Two years later, the Peacemakers opened Clare Community, named after St. Clare of Assisi, a two-year safe home that could house two women at a time. They also launched their social enterprise, where women made candles, soaps, bath bombs, and lotion.

“What I wish for people who are inspired by the stories of the Franciscan Peacemakers and Thistle Farms is that they would use their consumerism to support those efforts,” Rev. Becca says. “If that’s what you value and you think it’s good, then buy your soap from them, not from a chain store. I wish people would use their purchasing power to support work that they believe is the right thing for the world. People can take this on as part of their story. This isn’t a story that happens to somebody else. This is our story.”

In 2021, the Peacemakers’ social enterprise increased its total sales by over $110,000 from the previous year to $273,000. That same year, the Milwaukee Biz Times named the Peacemakers the social enterprise of the year. And in 2022, the Peacemakers will open Clare Community in the former Conrad House, which will be able to care for up to 12 women looking to get off the streets.

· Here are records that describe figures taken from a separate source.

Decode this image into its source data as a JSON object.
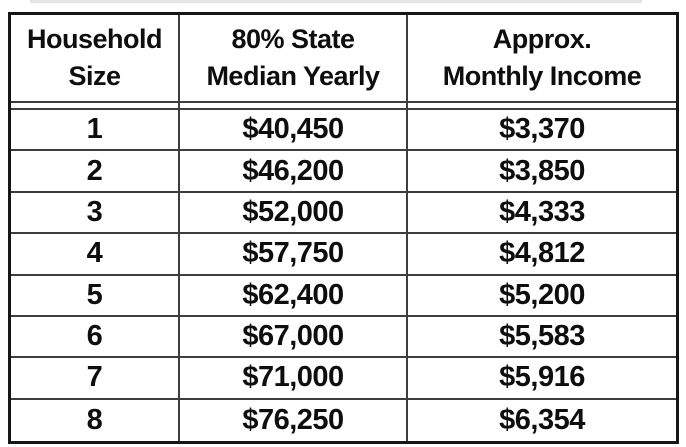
{
  "page": {
    "background": "#ffffff",
    "description": "Income eligibility table"
  },
  "table": {
    "colors": {
      "outer_border": "#161616",
      "inner_lines": "#3d3d3d",
      "text": "#0e0e0e",
      "background": "#ffffff"
    },
    "columns": [
      {
        "id": "household_size",
        "label": "Household\nSize"
      },
      {
        "id": "yearly",
        "label": "80% State\nMedian Yearly"
      },
      {
        "id": "monthly",
        "label": "Approx.\nMonthly Income"
      }
    ],
    "rows": [
      {
        "household_size": "1",
        "yearly": "$40,450",
        "monthly": "$3,370"
      },
      {
        "household_size": "2",
        "yearly": "$46,200",
        "monthly": "$3,850"
      },
      {
        "household_size": "3",
        "yearly": "$52,000",
        "monthly": "$4,333"
      },
      {
        "household_size": "4",
        "yearly": "$57,750",
        "monthly": "$4,812"
      },
      {
        "household_size": "5",
        "yearly": "$62,400",
        "monthly": "$5,200"
      },
      {
        "household_size": "6",
        "yearly": "$67,000",
        "monthly": "$5,583"
      },
      {
        "household_size": "7",
        "yearly": "$71,000",
        "monthly": "$5,916"
      },
      {
        "household_size": "8",
        "yearly": "$76,250",
        "monthly": "$6,354"
      }
    ]
  }
}
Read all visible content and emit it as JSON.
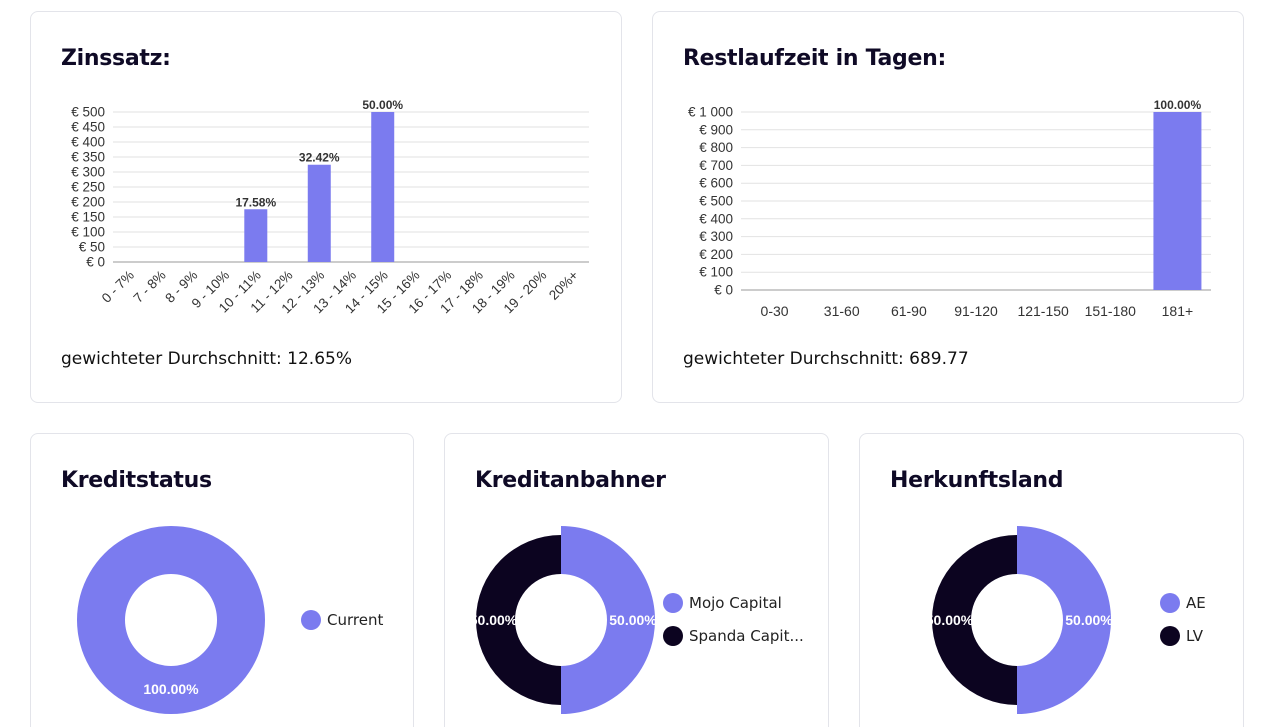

The Conrad House is the former friary where Father Bob once lived.

Survivors Take the Reins

Deacon Steve says that he always dreamed of the day Peacemakers would be survivor-led. That day is practically here.

Sitting next to each other on a Zoom call are three survivors, all with active roles in the Peacemakers. There’s Cynthia, who oversees outreach and recovery. There’s her former roommate in Clare Community, Shinichi Hamilton, who is now the production manager for the social enterprise. And there’s Shenise Davis, who works as a sales associate for the social enterprise.

Cynthia, Shinichi, and Shenise ooze with passion for the work they do. They hope to be to others what Deacon Steve and Carmen were to them. They hope to fill the Conrad House this year with women who want something different for their lives.

“It’s important to show the women we work with that you’re just not talking to them but that you’ve been where they’re at,” Shenise reflects. “I think a lot of women are scared of the unknown. They don’t know what’s on the other side, and they’ve forgotten that there is another side. We share with them where we’ve been and that they can do it. It takes one day at a time.”

Source: Franciscan Peacemakers

Cynthia adds, “Part of what Shenise is saying is that we’re not judging you.”

“And we’re going to love them until they learn to love themselves,” Shenise affirms.

“Everyone has something to give,” Cynthia continues. “There are so many beautiful people who are suffering. And if you take the time to get to know them, you’ll see that, in spite of what they present to the world, when you look into their heart and soul, you’ll see their humanity, beauty, gifts—gifts that you really want to see developed.”

For Cynthia, Shinichi, and Shenise, their gifts are not only developing but blossoming. Less than a month before, Cynthia was named the 2022 Woman of Valor by the Milwaukee Trafficking Coalition. She recently finished her associate degree and is now pursuing a degree in social work.

Four days before, Shinichi graduated from Clare Community and, one day before, was able to help her niece out with rent, something Shinichi says would have been unfathomable to her two years ago. In 11 days, Shenise will reach 20 years of sobriety through Narcotics Anonymous.

Today these three women are using their own stories of pain and abuse to meet others where they are, following the path of Father Bob and Deacon Steve in their own profound way. Next year, they hope there will be more doing the same.

“You just want to save everybody, but you can’t,” Shenise says. “So we keep coming to work every day, talking until we’re blue in the face, giving them what they need, and waiting for the next day.”

Cynthia adds, “And we hope that day for change is today.”